Tuttissanti

Lucio guarda davanti a sé. Fisso. C’è un ragazzo, Christian Russo. Uno dei tantissimi che gli sono passati davanti per essere selezionati. Christian è ben messo, “muscoloso, spalle larghe”. Ma ha i denti ingialliti e i segni dell’acne giovanile sul viso. Ha un problema con l’asma. Dovrebbe scartarlo. Con la salute non si scherza. Eppure Lucio, il manager più acclamato dai vip, il novello dio della mondanità, scorge “qualcosa” negli occhi di Christian. Sarà la voglia di riscatto, la voglia di andar via, il più lontano possibile da Maddaloni, di diventare “famoso”, sarà che ad un tratto a Lucio viene in mente la sua, di infanzia. Povera ma non infelice. Ma ormai è acqua passata. Ora è il re.
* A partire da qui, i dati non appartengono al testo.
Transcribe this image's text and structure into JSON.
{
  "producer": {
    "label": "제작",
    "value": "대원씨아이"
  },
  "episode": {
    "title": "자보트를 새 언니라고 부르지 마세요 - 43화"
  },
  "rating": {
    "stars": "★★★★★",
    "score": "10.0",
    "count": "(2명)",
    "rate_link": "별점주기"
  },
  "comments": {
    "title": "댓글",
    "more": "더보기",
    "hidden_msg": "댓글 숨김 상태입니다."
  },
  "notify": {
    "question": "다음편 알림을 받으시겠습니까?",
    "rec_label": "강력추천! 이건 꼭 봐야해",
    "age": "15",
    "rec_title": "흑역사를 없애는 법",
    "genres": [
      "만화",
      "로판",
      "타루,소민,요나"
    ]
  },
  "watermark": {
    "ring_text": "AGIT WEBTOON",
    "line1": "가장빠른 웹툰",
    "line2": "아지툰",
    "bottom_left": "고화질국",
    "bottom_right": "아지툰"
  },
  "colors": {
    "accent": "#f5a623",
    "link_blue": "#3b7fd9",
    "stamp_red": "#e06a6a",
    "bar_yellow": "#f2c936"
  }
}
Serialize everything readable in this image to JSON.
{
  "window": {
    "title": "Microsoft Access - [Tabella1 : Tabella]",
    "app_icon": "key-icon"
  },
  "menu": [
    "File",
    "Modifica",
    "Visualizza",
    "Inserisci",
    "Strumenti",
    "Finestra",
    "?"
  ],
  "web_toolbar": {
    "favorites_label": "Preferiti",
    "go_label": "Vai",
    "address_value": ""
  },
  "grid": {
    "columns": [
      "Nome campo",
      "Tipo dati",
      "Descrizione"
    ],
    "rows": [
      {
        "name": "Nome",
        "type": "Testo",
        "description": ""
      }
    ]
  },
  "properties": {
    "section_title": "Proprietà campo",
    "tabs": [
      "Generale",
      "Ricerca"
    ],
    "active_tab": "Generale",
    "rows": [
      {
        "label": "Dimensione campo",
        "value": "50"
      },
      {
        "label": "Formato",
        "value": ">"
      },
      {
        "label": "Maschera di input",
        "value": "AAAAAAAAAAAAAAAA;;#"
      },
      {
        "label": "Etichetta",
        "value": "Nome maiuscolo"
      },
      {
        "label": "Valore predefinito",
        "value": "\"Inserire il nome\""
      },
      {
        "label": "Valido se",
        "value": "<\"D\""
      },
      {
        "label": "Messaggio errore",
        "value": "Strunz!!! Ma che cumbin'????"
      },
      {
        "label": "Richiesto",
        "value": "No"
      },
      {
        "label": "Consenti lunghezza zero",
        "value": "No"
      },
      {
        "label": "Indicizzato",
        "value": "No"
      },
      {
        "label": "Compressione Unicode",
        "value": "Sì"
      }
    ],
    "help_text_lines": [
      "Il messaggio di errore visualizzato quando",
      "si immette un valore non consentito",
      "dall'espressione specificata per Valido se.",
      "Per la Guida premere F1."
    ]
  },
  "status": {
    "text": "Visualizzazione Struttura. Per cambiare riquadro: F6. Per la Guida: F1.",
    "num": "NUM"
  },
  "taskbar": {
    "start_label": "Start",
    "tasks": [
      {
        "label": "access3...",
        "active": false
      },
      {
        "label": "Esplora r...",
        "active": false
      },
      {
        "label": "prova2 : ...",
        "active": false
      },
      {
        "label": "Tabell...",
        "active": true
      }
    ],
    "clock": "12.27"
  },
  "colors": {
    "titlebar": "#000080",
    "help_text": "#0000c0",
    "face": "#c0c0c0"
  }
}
Si trastulla con la sua corte di ragazzi bellissimi in giro per l’Italia: Milano, Cortina, Porto Rotondo, di villa in villa, di festa in festa, di evento in evento. Ama svegliarsi per ultimo. Guardarli lì, che lo attendono. Si prende cura di loro. Crea i nuovi vip. È il demiurgo delle fantasie degli italiani. Da a loro ciò che desiderano. È il re delle feste, il più invidiato, l’uomo di cui tutti cercano il consenso. Christian diverrà il suo nuovo pupillo, la sua ultima marionetta. Perché presto o tardi, tutto è destinato a finire, a dissolversi…
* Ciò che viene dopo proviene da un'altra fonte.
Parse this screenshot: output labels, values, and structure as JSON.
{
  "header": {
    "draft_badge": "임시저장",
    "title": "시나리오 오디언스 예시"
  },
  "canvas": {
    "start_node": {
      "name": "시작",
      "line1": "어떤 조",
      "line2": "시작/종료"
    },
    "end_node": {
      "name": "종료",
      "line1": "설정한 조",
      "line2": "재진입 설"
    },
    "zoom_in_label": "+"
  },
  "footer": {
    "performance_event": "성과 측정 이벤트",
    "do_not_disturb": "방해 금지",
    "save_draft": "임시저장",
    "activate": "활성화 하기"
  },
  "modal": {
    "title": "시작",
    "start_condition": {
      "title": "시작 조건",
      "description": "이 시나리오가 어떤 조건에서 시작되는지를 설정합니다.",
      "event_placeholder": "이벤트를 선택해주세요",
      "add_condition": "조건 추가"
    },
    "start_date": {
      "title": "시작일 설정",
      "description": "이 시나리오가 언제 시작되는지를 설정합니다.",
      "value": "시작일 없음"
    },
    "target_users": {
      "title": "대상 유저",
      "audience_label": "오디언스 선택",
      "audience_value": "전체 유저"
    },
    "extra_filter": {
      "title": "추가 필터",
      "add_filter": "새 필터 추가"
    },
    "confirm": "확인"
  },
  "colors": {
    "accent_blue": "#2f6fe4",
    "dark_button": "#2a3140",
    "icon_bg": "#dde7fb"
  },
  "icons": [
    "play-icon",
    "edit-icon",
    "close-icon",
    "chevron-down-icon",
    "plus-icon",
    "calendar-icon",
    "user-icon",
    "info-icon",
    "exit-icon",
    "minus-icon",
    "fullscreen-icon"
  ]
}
Teresa Ciabatti, già autrice del bel romanzo Il mio paradiso è deserto, collaboratrice della rivista “Io Donna”, si cimenta in un romanzo breve, essenziale, un frammento perfetto della realtà del nostro Paese. Un Paese in cui i “vip” sono creati ad arte, per un pubblico di telespettatori che li divora, li cannibalizza. Il desiderio della maggior parte dei giovani è quello di far carriera in tv, di “diventare qualcuno”, un “tronista”, una “velina”: carne da macello per il mondo spietato dello spettacolo, per il mondo trash della tv. La scrittura è asciutta, paratattica, lo stile allo stesso tempo raffinato, la narrazione incalzante, senza tempi morti. Ogni singola frase ha il suo peso specifico, la sua importanza, non c’è nulla che possa ritenersi superfluo. L’autrice disegna i suoi personaggi, li plasma, li modella, tanto che il distacco tra la letteratura e la realtà diventa un gap infinitesimale. La Ciabatti non dà giudizi morali. Troppo facile. Lascia che sia il lettore a giudicare. La lettura ci lascia l’amaro in bocca. È questo quello che siamo diventati? Questo il mondo dei Corona e dei Lele Mora? Questo quello che desideriamo davvero? Tuttissanti dovrebbe essere letto dai più giovani, dovrebbe esser letto da chi realmente crede che la tv trash sia l’unico orizzonte possibile per esprimere se stessi. Tuttissanti fa male. Malissimo. Ma del resto è anche questo quello che uno scrittore deve saper fare. E Teresa Ciabatti è di certo una delle penne più talentuose in Italia.